Another Common Mistake – Retaining Your Own Professional Investigator
Another related issue is a Criminal Defense Investigator accepting a defendant, or the defendant’s representative (usually a spouse or parents) as a client – and not through the defendant’s attorney. There are several issues with this – this includes Rules of Professional Conduct the attorney must abide by, Rules of Evidence for all, as well as any work-product and attorney-client confidentiality protections. Under a licensing program, there may ethics and also the work-product and confidentiality protections; there may not be – and there isn’t if there is not a licensing or other consumer protection program, laws or regulations in place.
As an example, a defendant and/or representative is not happy with the attorney, specifically strategy. In addition to the conduct errors above, there is also the apparent collapse of communication between attorney and client, and there is no relationship between the attorney and independent investigator – and no confidentiality. This leaves both the attorney and independent investigator in a vacuum of information vs. lack of information, possibly conflicting information, and both procedural and ethical quandaries.

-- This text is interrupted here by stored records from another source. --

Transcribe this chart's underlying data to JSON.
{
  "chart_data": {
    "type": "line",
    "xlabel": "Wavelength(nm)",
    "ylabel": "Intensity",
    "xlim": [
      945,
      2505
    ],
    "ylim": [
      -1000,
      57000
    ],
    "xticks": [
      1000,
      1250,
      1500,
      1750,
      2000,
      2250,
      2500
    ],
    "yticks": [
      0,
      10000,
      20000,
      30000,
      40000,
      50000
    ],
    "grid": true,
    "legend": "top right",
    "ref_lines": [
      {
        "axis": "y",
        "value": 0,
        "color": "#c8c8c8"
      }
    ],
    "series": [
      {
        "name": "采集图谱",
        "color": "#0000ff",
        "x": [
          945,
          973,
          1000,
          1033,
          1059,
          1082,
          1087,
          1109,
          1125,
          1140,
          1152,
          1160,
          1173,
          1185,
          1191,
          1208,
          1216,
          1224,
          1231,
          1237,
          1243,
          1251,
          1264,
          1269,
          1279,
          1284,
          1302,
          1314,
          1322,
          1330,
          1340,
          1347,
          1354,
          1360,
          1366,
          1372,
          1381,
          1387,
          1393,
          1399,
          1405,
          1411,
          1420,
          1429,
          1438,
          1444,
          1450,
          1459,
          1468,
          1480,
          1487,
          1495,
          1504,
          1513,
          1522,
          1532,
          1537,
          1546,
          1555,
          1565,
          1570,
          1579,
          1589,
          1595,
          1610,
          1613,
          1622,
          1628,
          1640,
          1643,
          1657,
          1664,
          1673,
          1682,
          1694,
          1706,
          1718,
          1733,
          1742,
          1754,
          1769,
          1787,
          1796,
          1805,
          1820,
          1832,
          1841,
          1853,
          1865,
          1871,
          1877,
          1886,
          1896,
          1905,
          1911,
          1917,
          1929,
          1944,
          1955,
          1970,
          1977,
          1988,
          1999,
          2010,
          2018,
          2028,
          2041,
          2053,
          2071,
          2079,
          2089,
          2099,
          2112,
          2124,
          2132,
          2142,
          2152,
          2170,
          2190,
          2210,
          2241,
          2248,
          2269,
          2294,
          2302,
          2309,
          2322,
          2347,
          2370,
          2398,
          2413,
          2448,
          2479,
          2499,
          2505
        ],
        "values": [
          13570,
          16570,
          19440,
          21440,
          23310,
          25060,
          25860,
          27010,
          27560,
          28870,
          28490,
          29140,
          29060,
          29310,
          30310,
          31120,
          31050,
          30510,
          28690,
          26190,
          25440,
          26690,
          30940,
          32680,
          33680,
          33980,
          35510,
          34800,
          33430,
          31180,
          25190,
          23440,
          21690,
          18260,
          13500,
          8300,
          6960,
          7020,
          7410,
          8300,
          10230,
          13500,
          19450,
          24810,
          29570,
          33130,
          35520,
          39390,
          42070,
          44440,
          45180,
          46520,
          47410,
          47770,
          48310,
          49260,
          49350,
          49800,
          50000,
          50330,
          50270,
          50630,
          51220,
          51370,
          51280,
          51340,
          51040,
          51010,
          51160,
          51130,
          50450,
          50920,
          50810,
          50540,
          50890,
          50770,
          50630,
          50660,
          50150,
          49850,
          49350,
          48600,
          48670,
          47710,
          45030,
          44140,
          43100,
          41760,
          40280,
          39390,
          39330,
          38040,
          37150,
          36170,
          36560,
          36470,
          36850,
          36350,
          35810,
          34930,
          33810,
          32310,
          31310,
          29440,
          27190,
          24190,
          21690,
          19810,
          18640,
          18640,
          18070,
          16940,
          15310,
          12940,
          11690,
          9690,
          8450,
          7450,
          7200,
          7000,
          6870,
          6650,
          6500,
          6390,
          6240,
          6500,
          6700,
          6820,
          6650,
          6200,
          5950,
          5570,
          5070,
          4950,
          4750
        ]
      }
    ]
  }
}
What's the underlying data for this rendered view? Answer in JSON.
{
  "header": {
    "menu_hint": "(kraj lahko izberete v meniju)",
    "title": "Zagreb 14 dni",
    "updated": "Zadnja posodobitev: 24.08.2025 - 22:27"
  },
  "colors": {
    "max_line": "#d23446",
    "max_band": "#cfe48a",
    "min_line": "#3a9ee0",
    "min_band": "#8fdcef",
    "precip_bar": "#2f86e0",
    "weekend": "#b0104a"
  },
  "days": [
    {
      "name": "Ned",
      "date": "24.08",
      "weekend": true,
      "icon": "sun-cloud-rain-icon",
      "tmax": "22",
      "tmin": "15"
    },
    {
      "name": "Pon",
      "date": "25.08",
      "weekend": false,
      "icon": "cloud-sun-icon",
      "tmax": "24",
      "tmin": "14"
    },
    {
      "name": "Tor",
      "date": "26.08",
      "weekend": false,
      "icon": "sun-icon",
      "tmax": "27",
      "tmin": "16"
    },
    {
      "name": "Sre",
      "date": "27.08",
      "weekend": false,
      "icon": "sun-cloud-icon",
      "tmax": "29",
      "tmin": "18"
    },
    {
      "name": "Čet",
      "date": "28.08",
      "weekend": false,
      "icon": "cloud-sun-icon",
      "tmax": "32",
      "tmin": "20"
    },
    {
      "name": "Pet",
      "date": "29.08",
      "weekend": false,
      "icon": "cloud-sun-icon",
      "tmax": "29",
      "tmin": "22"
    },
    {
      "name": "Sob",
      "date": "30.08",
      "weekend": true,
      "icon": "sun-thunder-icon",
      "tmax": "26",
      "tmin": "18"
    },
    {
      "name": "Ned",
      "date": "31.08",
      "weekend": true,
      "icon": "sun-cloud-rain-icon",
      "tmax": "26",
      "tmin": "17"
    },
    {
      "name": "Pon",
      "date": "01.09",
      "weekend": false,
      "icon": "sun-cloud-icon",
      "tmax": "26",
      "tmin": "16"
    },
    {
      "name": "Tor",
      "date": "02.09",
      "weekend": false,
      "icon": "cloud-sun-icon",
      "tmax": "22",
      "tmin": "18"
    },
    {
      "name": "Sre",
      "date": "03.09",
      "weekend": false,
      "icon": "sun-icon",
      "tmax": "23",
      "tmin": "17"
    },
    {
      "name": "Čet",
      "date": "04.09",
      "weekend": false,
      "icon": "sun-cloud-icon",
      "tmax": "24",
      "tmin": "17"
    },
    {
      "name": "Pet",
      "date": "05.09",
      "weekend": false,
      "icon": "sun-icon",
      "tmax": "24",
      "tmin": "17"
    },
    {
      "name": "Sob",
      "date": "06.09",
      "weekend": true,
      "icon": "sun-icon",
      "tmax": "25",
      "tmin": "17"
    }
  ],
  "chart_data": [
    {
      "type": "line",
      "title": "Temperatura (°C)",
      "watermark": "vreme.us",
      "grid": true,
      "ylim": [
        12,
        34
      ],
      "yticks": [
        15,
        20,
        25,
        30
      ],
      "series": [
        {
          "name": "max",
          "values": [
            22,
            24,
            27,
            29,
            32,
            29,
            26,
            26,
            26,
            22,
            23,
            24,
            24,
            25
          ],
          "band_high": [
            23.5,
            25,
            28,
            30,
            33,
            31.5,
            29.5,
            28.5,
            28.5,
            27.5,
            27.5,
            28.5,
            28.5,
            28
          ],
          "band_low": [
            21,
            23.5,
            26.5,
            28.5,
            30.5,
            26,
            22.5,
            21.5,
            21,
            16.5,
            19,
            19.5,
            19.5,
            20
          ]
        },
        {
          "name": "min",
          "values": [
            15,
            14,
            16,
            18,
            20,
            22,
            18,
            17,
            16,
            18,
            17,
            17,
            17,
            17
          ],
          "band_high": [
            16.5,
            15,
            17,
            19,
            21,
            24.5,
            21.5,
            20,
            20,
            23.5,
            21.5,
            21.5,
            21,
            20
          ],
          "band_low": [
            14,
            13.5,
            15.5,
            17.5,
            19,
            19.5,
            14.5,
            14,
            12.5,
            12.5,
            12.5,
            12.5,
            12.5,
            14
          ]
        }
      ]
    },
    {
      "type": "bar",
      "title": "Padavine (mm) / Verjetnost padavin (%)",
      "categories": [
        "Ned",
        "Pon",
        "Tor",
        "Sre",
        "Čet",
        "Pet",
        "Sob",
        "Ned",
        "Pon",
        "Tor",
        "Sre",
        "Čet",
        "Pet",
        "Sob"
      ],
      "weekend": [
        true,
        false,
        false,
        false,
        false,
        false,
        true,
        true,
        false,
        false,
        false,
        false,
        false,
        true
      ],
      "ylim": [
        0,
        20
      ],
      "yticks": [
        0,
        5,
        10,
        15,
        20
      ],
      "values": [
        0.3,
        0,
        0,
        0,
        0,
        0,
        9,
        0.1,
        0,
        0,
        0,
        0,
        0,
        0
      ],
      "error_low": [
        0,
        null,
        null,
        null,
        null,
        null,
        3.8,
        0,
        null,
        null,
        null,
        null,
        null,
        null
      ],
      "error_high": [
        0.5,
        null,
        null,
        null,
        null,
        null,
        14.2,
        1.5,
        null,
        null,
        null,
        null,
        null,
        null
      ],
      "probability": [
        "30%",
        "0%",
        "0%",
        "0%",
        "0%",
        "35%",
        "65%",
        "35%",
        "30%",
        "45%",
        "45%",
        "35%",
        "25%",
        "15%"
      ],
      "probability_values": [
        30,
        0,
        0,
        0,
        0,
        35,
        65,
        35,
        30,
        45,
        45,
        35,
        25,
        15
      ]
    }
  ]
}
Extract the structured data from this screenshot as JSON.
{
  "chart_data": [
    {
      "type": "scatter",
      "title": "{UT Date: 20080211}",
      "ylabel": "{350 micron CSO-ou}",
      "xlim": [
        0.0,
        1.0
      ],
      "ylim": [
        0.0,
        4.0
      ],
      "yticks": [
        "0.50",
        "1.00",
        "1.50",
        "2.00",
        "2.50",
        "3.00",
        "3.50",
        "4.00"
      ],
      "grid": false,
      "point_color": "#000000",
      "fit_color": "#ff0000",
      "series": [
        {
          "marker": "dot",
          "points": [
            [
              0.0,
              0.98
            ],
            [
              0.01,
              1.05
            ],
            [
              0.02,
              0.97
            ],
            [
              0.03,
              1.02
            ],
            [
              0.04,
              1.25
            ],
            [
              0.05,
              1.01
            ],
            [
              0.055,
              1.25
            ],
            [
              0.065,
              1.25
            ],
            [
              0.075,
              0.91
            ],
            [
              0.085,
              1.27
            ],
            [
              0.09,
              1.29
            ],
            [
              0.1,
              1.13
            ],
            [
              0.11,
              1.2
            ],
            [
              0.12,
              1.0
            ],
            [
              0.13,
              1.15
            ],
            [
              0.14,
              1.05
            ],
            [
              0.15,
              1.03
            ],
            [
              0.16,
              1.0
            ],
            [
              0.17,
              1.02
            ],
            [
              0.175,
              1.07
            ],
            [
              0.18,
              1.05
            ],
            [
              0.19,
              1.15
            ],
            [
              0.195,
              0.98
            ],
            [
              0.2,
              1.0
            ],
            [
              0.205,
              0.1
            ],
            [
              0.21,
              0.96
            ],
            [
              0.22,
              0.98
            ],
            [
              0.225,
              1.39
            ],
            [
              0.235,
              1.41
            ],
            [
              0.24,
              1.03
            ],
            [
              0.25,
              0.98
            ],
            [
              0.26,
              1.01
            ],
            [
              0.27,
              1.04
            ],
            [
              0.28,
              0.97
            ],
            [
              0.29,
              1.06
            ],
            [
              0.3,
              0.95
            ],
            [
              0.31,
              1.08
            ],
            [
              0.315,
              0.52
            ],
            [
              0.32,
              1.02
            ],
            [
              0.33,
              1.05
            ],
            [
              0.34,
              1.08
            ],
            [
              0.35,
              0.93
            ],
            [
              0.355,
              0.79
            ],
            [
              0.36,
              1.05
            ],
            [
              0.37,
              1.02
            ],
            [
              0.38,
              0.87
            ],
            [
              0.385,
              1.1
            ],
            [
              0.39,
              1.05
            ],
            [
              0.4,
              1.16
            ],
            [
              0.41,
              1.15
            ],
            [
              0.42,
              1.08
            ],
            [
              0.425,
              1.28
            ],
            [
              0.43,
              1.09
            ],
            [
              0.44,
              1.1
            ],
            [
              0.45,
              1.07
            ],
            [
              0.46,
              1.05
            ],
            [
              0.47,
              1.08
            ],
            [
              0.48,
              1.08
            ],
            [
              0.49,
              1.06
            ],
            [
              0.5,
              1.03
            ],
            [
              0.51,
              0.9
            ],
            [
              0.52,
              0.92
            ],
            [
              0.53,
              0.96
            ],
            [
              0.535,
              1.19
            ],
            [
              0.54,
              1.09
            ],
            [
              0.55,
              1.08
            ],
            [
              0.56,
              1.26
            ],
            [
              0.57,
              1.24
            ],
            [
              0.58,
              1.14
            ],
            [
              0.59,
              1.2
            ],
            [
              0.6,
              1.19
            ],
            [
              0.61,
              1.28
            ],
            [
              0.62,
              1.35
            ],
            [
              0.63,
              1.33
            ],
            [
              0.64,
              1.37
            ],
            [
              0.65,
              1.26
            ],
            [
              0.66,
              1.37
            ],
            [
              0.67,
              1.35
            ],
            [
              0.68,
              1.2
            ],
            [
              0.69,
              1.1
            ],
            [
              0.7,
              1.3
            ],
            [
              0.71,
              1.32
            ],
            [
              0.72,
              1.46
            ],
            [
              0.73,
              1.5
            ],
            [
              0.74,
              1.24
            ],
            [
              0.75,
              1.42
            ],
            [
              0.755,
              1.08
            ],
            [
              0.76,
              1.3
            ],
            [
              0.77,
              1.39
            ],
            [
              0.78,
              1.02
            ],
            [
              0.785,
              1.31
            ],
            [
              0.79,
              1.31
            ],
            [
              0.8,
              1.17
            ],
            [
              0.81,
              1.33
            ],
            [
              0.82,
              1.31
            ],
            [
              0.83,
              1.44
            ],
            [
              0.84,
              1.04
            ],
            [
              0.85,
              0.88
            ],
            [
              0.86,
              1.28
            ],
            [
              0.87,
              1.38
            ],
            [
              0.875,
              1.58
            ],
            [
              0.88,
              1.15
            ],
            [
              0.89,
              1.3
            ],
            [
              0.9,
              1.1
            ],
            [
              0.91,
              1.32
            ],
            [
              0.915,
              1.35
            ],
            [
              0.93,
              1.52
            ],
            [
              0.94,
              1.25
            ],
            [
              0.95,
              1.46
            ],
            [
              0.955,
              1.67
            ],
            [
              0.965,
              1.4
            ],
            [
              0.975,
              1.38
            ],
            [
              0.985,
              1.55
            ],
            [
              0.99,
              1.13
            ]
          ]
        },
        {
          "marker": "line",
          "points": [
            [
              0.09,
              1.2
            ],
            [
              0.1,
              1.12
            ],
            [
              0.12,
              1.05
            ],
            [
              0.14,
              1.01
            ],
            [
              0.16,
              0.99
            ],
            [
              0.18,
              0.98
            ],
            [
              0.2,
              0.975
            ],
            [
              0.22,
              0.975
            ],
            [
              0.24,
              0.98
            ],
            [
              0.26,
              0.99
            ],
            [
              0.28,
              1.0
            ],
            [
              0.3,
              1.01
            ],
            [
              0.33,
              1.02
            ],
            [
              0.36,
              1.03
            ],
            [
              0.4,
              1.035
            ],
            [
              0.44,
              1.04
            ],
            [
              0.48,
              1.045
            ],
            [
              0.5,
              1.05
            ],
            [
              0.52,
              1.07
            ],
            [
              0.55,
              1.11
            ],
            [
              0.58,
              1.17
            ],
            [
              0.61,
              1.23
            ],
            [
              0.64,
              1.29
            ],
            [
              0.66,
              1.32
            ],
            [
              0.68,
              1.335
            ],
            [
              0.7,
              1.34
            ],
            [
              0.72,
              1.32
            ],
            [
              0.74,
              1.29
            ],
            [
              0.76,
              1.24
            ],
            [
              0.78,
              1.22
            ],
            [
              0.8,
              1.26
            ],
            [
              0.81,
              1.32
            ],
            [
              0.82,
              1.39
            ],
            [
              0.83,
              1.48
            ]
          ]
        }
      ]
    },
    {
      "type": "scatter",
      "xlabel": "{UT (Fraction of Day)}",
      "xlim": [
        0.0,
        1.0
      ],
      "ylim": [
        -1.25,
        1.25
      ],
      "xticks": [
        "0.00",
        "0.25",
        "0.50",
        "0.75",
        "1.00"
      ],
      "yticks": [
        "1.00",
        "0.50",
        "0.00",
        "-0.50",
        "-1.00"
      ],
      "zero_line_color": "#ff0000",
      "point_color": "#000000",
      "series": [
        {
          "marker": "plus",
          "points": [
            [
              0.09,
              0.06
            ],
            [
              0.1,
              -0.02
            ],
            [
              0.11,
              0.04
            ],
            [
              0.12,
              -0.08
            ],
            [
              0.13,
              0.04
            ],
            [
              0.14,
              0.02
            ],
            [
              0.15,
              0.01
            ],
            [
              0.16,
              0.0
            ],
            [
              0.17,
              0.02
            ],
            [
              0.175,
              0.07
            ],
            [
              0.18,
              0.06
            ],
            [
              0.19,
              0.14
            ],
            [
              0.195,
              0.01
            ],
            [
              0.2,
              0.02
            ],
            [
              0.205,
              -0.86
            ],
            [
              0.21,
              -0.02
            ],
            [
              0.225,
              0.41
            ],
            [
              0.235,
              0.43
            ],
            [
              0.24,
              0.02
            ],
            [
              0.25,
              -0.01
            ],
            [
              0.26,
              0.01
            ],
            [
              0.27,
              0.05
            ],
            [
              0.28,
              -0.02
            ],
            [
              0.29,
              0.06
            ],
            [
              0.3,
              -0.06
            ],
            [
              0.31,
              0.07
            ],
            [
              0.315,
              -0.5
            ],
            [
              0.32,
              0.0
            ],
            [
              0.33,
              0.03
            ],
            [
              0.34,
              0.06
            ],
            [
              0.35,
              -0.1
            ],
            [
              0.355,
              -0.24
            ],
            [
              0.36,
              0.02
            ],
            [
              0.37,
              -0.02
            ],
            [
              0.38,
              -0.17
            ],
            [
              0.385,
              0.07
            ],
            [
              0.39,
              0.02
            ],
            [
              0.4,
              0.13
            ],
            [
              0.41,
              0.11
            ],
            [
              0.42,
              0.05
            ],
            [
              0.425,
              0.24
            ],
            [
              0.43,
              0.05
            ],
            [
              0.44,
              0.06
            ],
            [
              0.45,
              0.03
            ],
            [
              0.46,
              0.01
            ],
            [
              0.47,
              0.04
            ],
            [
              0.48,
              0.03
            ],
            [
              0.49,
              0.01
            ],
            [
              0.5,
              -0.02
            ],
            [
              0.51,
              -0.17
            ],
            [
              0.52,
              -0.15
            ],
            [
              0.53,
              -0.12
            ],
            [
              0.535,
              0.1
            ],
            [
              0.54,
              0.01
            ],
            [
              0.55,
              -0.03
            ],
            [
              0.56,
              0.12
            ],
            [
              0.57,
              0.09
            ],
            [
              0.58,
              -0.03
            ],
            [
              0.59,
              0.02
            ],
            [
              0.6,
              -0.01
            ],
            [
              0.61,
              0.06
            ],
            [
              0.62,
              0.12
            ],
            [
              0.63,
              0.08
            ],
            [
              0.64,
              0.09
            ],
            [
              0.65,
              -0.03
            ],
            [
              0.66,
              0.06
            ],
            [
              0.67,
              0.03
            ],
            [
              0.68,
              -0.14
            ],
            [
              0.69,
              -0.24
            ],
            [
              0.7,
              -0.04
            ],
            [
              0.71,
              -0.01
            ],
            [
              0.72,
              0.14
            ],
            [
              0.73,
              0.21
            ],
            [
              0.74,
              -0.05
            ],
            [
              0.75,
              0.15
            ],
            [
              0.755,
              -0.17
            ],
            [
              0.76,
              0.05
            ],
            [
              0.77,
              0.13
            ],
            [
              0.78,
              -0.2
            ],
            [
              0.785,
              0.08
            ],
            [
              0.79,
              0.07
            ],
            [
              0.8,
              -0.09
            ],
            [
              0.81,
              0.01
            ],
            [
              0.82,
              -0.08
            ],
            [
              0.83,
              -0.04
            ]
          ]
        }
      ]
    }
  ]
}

There is also the question of any evidence the independent investigator may develop, and how will it be introduced. With this – what if the independent investigator testifying and no confidentiality or communication with the attorney.
As much as an investigator may wish to help a defendant and their representative – it poses significant issues to the defendant, which is the only focus and purpose of the attorney and any Criminal Defense Investigator. We are often contacted in these circumstances, and our best practices is to work only through the attorney – being retained, paid, and directed for tasks and strategy. Any concerns the defendant and/or their representative may have should be through the attorney.
In full disclosure, we have conducted investigations for persons close to us in both civil and criminal. These were done following all practices and standards through their attorney exactly as any other retained case would. Do we recommend doing so? Only if you can assure not being emotionally attached, and keeping only your professionalism. Even here, these should be limited and still only by professional investigators.
Advice – the defendant must follow the advice of their attorney and investigator, and their Constitutional rights. This includes the right to remain silent… to all people, not just law enforcement. A lose tongue is not a good thing.
Remember – mistakes in criminal defense will cost only the defendant, all others walk away unscathed.
PS – Criminal defense is not the only mistake of DIY. Doing your own background, individual locates, assets & liabilities, public records searches, etc. are just a few examples of where laws and regulations dictate what can be searched, reported, and used in decision making processes. Our agency does not do surveillance, deep social media investigations, financial investigations, etc. – we go to other professional investigators.